By now I’m assuming most of you have heard about a budget fix the state Legislature employed last year that essentially changed laws regarding prison sentences, allowing inmates to be released at a rate of about 40,000 more per year than previously.
Most people don’t seem to realize that the 40,000 people being released each year are the tip of the iceberg in terms of the implications of that specific law, and local law enforcement experts anticipate it will soon be joined by a few siblings with similar implications.
But let’s start with what’s already in place.
Your average person’s take on the early release law seems to be focused entirely on the people coming out of prison, but that’s only half of the picture, at best.
The Legislature’s alteration of release laws led to a corresponding change in the game plans for deputies, detectives and district attorneys all over the state.
Law enforcement officials aren’t blind to the fact that putting someone away for a non-violent theft charge will no longer keep that person in prison for as long as it would before.
They’re changing their enforcement strategies right now because of it.
They’re focusing less on the crimes with shortened sentences because they’re getting less bang for their buck than they were before.
Your average person looks at this as a law that just impacts when people come out of prison, but it’s also changing who goes in.
A cop walking down a street in today’s Golden State is less likely to arrest someone for public intoxication than he was before the new law was passed because the incentive system has changed.
Similarly, district attorneys are less likely to spend time on cases that will now result in less-strict penalties.
At the same time, someone facing one of those charges is now more likely to go to trial because the difference between the deal they’re getting to plead and the punishment they get if convicted is shrinking.

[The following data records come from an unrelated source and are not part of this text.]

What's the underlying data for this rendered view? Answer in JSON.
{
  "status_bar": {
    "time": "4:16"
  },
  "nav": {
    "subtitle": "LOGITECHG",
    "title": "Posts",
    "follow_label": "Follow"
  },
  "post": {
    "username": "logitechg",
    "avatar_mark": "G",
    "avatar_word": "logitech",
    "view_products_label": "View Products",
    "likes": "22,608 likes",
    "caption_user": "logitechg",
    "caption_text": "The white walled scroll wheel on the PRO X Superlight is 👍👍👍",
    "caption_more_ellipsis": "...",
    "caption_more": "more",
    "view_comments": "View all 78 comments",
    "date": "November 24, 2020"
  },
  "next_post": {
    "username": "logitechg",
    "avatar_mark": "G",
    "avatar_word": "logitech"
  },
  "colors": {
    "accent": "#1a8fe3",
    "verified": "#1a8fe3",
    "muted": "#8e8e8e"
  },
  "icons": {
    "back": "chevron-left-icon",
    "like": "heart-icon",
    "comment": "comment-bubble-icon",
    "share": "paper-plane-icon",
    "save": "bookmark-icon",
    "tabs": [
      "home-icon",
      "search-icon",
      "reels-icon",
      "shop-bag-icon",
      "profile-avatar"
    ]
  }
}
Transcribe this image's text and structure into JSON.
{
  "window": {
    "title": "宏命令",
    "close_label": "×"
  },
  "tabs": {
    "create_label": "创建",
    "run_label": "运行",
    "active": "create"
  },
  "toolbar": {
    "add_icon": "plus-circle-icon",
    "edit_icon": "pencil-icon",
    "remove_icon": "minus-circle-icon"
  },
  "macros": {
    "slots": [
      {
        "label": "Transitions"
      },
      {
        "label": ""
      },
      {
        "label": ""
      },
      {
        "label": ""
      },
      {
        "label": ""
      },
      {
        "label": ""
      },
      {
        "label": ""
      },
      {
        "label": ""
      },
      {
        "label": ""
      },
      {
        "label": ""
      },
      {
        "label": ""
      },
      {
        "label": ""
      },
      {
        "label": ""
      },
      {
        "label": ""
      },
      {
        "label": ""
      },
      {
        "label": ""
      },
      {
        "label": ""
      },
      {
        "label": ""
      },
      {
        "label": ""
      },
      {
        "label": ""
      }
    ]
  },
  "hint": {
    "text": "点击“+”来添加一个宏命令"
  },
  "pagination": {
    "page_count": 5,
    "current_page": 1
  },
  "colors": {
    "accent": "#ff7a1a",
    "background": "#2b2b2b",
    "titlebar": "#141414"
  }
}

Over the years, large legal trends like the war on drugs, DUI enforcement or Megan’s Law have launched in a very public way.
The difference with this change is that the law is being enforced differently but not in a way that is obvious to the public.
For instance, the Legislature didn’t publicly vote to make meth possession less onerous than before, but in essence the incentives created by making the punishment for that crime smaller has that same effect without announcing it to the public in so many words.
The second piece of this legal system shakeup is the anticipation by local law enforcement agencies that this law will not be an only child for very long.
At a recent Board of Supervisors meeting, the heads of the probation and sheriff’s departments predicted that upcoming changes by the Legislature will send more prison inmates to county jails, putting the burden of incarceration on counties instead of the state.
This will also shift priorities, leading county jails to put the local drunks and punks on electronic surveillance programs to clear out room for more serious offenders.
At that meeting, the sheriff and the probation director added that there was a significant chance that the state would also allow counties whose jails were already full to send prisoners to places like Plumas.
All of these changes do the same things: They shift priorities up the ladder, giving less incentive for cops around the state to arrest people for crimes that carry a sentence of less than three years and less reason for district attorneys to prosecute those crimes.
California created many of these laws in a very public fashion, but on the way out they are on the verge of fading back into half enforcement without making a sound.
It’s another classic example of indecision making our decisions for us in this state.
Instead of publicly choosing which laws to enforce and what programs to fund, we’re once again watching as the interactions of disjointed systems of incentives choose for us.